Sunday, October 30, 2016

Hot paper on selective Atomic Layer Etching using fluorination and ligand-exchange reactions

Here is a very recent publication on Atomic Layer Etching (ALE) shared to me by my co-worker at Lund Nano Lab MD Sabbir Ahmed Khan (Now at Aalto University, Finland) - Thank you! The paper is from the group of Steven M. George at CU Boulder and Sematech on selective ALE using fluorination and ligand-exchange reactions - sort of backwards thermal ALD.

For those of you with interest in ALE please remember that the 4th International Atomic Layer Etching Workshop (ALE2017) will be featured at the 17th International Conference on Atomic Layer Deposition, July 15-18, 2017, Denver, Colorado. ALE2017 is chaired by Prof. Steven .M. George and Keren Kanarik from Lam Research.

Selectivity in Thermal Atomic Layer Etching Using Sequential, Self-Limiting Fluorination and Ligand-Exchange Reactions

Younghee Lee, Craig Huffman, and Steven M. George*§
Department of Chemistry and Biochemistry, University of Colorado, Boulder, Colorado 80309, United States
SUNY Poly SEMATECH, Albany, New York 12203, United States
§ Department of Mechanical Engineering, University of Colorado, Boulder, Colorado 80309, United States
Chem.
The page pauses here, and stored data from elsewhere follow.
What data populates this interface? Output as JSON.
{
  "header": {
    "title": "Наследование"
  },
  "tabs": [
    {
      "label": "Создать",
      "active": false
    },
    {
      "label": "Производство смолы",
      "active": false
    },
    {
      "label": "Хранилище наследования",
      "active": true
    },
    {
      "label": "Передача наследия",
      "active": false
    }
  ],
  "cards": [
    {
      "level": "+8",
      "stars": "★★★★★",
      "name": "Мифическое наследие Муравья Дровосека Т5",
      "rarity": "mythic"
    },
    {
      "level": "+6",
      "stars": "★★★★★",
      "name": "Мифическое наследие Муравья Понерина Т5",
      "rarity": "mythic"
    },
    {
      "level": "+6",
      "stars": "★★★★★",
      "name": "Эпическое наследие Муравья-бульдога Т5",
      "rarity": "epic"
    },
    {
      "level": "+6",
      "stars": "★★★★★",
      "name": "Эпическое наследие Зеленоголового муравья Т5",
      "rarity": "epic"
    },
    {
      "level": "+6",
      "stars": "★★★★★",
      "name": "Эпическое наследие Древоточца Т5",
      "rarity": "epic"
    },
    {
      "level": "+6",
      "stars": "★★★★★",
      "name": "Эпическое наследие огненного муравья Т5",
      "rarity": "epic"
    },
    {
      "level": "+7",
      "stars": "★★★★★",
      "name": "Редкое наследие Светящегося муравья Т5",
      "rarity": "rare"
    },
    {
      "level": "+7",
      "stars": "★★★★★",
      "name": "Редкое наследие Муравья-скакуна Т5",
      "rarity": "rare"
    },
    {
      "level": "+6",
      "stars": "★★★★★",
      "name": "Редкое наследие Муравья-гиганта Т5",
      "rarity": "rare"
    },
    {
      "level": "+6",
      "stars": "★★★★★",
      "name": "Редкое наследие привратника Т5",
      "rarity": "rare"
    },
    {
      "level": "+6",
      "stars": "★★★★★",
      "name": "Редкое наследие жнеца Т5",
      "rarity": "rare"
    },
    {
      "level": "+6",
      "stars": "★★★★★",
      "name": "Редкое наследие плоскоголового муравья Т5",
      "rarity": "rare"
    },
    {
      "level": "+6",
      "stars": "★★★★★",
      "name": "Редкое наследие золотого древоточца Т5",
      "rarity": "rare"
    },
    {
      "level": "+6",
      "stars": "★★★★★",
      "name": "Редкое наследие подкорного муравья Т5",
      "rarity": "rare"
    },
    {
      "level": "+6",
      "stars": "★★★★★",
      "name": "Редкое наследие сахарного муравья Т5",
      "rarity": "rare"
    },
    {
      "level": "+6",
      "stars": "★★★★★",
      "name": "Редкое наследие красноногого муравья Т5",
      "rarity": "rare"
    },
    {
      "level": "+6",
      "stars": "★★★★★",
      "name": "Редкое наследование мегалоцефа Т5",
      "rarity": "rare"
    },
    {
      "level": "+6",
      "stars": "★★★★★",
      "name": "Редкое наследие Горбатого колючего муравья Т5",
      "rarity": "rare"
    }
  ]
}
Mater., Article ASAP
(Figure Shared under Rightsink Account #:   3000915597)
Abstract: Atomic layer etching (ALE) can result from sequential, self-limiting thermal reactions. The reactions during thermal ALE are defined by fluorination followed by ligand exchange using metal precursors. The metal precursors introduce various ligands that may transfer during ligand exchange. If the transferred ligands produce stable and volatile metal products, then the metal products may leave the surface and produce etching. In this work, selectivity in thermal ALE was examined by exploring tin(II) acetylacetonate (Sn(acac)2), trimethylaluminum (TMA), dimethylaluminum chloride (DMAC), and SiCl4 as the metal precursors. These metal precursors provide acac, methyl, and chloride ligands for ligand exchange. HF-pyridine was employed as the fluorination reagent. Spectroscopic ellipsometry was used to measure the etch rates of Al2O3, HfO2, ZrO2, SiO2, Si3N4, and TiN thin films on silicon wafers. The spectroscopic ellipsometry measurements revealed that HfO2 was etched by all of the metal precursors. Al2O3 was etched by all of the metal precursors except SiCl4. ZrO2 was etched by all of the metal precursors except TMA. In contrast, SiO2, Si3N4, and TiN were not etched by any of the metal precursors. These results can be explained by the stability and volatility of the possible reaction products. Temperature can also be used to obtain selective thermal ALE. The temperature dependence of ZrO2, HfO2, and Al2O3 ALE was examined using SiCl4 as the metal precursor. Higher temperatures can discriminate between the etching of ZrO2, HfO2, and Al2O3. The temperature dependence of Al2O3 ALE was also examined using Sn(acac)2, TMA, and DMAC as the metal precursors. Sn(acac)2 etched Al2O3 at temperatures ≥150 °C. DMAC etched Al2O3 at higher temperatures ≥225 °C. TMA etched Al2O3 at even higher temperatures ≥250 °C. The combination of different metal precursors with various ligands and different temperatures can provide multiple pathways for selective thermal ALE.